Fire officials said they received no reports of damage from the earthquakes, but staff at the Volcano Store said the jolt of the first quake rattled a shelf of wine bottles hard enough to shake about two dozen off a shelf to break on the floor.

"I've been here 30 years, going on 31, and that's the first time things fell off the shelf and cracked like that," said Ron Onouye, manager of Volcano Store.

Big Island residents reported feeling the shaking from as far away as the Waimea and Kiholo areas. The strongest shaking was reported in the Volcano area, Ka'u and around Papa'ikou north of Hilo.

The U.S. Geological Survey's Hawaiian Volcano Observatory said the temblor was the largest in that particular area in at least the past 50 years. Since 1998, only a few earthquakes with magnitudes greater than 4.0 have occurred at shallow depths beneath the upper east rift zone.

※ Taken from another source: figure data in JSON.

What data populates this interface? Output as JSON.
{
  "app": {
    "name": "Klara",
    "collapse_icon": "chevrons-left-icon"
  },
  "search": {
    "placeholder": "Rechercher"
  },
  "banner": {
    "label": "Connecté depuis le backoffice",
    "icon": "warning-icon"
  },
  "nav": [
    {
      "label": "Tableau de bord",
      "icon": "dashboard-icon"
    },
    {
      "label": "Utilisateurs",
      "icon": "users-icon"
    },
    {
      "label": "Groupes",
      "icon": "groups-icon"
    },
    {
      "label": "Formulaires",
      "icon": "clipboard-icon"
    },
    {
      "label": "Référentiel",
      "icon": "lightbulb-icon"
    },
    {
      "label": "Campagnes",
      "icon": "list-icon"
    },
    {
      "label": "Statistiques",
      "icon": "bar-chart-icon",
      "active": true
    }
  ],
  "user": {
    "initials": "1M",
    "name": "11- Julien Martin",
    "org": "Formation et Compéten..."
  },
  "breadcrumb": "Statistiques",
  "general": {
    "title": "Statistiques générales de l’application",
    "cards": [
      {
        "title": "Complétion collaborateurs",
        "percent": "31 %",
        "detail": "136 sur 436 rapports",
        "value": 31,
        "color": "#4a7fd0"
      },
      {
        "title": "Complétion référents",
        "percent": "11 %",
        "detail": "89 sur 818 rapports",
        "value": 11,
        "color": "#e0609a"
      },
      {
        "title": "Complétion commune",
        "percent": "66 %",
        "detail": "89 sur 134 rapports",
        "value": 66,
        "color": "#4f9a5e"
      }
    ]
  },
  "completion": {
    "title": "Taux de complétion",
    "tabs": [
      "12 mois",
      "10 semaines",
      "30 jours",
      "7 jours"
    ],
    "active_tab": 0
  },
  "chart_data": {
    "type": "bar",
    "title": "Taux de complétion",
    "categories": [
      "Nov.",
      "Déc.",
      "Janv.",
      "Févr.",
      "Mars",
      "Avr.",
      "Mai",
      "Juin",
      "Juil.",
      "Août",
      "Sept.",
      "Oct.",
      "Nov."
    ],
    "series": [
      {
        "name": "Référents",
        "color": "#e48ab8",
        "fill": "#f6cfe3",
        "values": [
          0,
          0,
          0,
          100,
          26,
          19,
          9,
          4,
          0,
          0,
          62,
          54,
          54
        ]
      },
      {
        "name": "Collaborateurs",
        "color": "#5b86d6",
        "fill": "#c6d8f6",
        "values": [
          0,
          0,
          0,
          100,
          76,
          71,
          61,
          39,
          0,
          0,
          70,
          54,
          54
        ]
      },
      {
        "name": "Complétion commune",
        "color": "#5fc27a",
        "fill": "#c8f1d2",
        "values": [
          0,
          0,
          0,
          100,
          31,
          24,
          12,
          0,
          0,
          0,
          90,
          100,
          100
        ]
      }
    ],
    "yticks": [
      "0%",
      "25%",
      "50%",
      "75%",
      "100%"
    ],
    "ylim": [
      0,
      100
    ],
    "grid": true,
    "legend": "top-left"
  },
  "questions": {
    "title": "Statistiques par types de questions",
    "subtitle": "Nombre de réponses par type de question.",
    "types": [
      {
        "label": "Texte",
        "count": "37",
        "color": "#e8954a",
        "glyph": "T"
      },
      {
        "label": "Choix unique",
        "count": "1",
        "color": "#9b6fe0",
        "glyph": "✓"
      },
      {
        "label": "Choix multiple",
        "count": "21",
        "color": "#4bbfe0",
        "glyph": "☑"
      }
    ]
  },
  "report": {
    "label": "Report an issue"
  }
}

Jim Kauahikaua, scientist in charge at the observatory, said the earthquakes are the largest so far in a flurry of mostly small and shallow earthquakes in the upper east and southwest rift zones that began May 12.

Large earthquakes or a series of quakes may signal changes in eruptions or new phases in volcanic activity, but Kauahikaua said it isn't clear yet what the latest series might foretell.

"We'd all like to know," Kauahikaua said. "We have people out looking for new cracking and trying to gather all the information we can."

Scientists saw a similar increase in seismicity early last year, but that series of earthquakes was accompanied by bulging or "surface deformation" as magma shifted and caused the summit area of the volcano to swell. The series of earthquakes in 2006 was not followed by any change in the eruption.

The recent earthquake flurry has not been accompanied by any unusual swelling of the summit or other signs of unusual summit activity, scientists said. "As far as we can tell, it's just seismicity, some pretty impressive earthquakes," Kauahikaua said.

The first earthquake at 9:13 a.m. was beneath the upper east rift zone of Kilauea volcano near Puhimau crater, and was about a mile deep.

A magnitude-4.1 aftershock followed at 9:33 a.m.

That quake was about a mile farther downrift beneath Koko'olau crater and was followed by a magnitude-3.9 temblor at 10:51 a.m.